Près de deux décennies après l’assassinat à bout portant du Premier ministre Yitzhak Rabin le 4 novembre 1995, la famille de Yigal Amir n’exprime aucun regret sur ​​son assassinat et ses conséquences pour chacun d’entre eux.

Mais le principal complice de Yigal Amir, son frère aîné Hagai Amir, semble avoir fait volte-face en termes de politique et de vision du monde, selon un reportage de la Deuxième chaîne vendredi.

Alors que les frères Amir ont toujours soutenu avoir comploté l’assassinat de Rabin pour mettre fin au processus de paix entre le gouvernement israélien et les Palestiniens, Hagai affirme aujourd’hui qu’une solution à deux Etats doit être poursuivie.

Et si Hagai prétend ne pas regretter l’assassinat qu’il « fallait faire », et affirme qu’il aurait fait deux ans plus tôt s’il avait pu, il a récemment étonné ses adeptes sur les médias sociaux avec des messages semblant soutenir une solution à deux Etats et le droit au retour des Palestiniens, pomme de discorde entre les négociateurs israéliens et palestiniens.

Pour Hagai, l’assassinat a mis fin aux pourparlers de paix et « donné au peuple d’Israël le droit de choisir [la voie à suivre] ».

Pendant la guerre de 50 jours de cet été entre Israël et les groupes terroristes basés à Gaza, Hagai a publié un statut sur ​​Facebook disant que le Hamas n’était pas plus amoral que l’armée israélienne et a exprimé sa tristesse devant la mort d’enfants palestiniens à Gaza.

« Cette [opération Bordure protectrice] était une campagne de vengeance organisée pour les meurtres des trois adolescents israéliens, » a-t-il dit, se référant aux enlèvements et meurtres de Gilad Shaar, Naftali Fraenkel et Eyal Yifrach en juin.

« Les gens voulaient du sang et ils ont eu du sang », a-t-il ajouté.

Hagai a été libéré il y a plus de deux ans, après 16 ans de prison, dont plusieurs années dans l’isoloir. Aujourd’hui âgé de 46 ans, il ne s’est jamais marié et vit avec ses parents à Herzliya.

La femme de Yigal Amir, Larissa Trembovler, qu’il a épousée il y a dix ans, a également affirmé qu’elle n’avait aucun regret et qu’elle attendait que son mari rentre à la maison.

« Je ne l’ai jamais regretté de l’avoir épousé, pas même un instant. Je l’aime, il m’aime, nous avons un enfant ensemble », a-t-elle confié à la Deuxième chaîne. « Je l’attends ».

L’assassin de Rabin, quant à lui, a de grands espoirs d’être gracié et libéré, ce qui n’est pas irréaliste, selon son avocat, Ari Shamai, interviewé dans le reportage télévisé.

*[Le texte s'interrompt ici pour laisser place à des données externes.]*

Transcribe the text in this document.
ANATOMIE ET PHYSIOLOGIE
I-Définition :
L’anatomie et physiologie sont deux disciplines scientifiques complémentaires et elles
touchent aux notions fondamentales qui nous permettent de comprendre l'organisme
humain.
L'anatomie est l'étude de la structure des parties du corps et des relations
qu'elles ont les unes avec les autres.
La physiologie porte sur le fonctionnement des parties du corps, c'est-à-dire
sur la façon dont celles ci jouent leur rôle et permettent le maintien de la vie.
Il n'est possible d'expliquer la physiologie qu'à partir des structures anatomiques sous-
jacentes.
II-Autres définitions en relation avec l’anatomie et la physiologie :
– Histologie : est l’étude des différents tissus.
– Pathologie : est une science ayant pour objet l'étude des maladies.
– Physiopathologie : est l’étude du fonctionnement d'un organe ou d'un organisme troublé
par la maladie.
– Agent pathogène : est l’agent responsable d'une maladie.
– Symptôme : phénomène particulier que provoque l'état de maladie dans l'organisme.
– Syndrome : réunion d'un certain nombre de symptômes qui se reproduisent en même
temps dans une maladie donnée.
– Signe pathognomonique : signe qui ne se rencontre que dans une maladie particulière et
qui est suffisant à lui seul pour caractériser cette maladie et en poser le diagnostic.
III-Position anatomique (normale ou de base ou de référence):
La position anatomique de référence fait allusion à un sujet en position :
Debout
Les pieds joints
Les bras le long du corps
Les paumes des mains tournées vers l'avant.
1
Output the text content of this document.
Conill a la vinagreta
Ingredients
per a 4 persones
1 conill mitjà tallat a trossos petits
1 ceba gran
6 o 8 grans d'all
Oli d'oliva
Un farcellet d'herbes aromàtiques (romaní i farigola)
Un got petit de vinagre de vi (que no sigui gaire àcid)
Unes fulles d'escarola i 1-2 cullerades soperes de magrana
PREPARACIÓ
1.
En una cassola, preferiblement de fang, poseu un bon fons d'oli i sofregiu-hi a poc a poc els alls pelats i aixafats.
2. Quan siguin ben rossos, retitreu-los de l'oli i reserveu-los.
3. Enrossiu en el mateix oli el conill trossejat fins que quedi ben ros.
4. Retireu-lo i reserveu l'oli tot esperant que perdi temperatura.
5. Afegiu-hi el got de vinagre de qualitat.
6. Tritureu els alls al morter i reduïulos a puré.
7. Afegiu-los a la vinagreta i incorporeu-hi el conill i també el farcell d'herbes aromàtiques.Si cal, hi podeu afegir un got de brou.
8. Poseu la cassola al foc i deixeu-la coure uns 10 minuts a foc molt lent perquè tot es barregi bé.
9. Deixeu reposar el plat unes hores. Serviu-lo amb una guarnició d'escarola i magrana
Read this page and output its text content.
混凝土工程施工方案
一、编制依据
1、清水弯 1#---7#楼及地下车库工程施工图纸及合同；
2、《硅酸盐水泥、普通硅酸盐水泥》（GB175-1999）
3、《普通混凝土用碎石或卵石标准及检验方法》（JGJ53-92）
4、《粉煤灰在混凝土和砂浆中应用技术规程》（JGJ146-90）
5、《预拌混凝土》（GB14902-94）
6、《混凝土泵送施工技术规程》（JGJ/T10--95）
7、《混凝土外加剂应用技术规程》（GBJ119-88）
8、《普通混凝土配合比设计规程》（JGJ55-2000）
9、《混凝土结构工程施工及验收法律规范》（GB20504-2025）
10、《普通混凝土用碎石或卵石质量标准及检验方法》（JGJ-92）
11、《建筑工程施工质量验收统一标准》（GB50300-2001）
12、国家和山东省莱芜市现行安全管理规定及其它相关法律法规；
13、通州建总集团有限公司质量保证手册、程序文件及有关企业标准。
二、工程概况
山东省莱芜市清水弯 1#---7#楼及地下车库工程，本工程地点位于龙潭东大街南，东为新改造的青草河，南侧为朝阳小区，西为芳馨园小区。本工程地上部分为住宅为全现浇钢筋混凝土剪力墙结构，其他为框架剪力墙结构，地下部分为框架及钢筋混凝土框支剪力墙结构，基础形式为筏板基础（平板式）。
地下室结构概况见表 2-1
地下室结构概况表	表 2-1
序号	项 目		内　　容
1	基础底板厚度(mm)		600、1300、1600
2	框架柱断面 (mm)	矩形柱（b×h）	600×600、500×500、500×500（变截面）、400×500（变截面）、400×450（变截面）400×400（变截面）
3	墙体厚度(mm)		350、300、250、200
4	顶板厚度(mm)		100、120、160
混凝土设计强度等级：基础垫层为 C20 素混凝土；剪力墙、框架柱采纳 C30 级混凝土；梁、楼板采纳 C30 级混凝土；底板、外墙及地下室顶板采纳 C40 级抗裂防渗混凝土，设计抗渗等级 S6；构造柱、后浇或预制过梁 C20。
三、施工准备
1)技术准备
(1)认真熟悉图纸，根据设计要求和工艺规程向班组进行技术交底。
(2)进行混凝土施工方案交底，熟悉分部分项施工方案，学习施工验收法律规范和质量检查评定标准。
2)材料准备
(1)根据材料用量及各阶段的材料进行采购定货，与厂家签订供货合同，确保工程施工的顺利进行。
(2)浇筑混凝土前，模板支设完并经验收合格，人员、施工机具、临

« Cet espoir [d’être libéré] est pas démesuré », a déclaré Shamai.

L’année dernière, l’ancien président Shimon Peres a déclaré que Yigal Amir devait servir la totalité de sa peine. « Le meurtrier ne sera jamais pardonné », a-t-il dit. « Il ne sera jamais pardonné. »

Yigal Amir, 44 ans, purge une peine à perpétuité pour l’assassinat de Rabin dans un isoloir.

Rabin était chef d’état-major au cours de la guerre des Six-Jours en 1967. Il a ensuite été ambassadeur aux Etats-Unis, ministre de la Défense et deux fois Premier ministre.

En 1994, il a reçu le prix Nobel de la paix avec le ministre des Affaires étrangères de l’époque, Shimon Peres, et Yasser Arafat, président de l’OLP, pour son rôle dans la signature des accords de paix d’Oslo un an plus tôt.

L’année dernière, plus de 30 000 personnes se sont rassemblées à Tel Aviv pour le principal événement commémoratif de l’assassinat.

La cérémonie a eu lieu sur la place où Rabin a été abattu. Initialement appelée Place des rois d’Israël, elle a été rebaptisée Place Rabin après l’assassinat.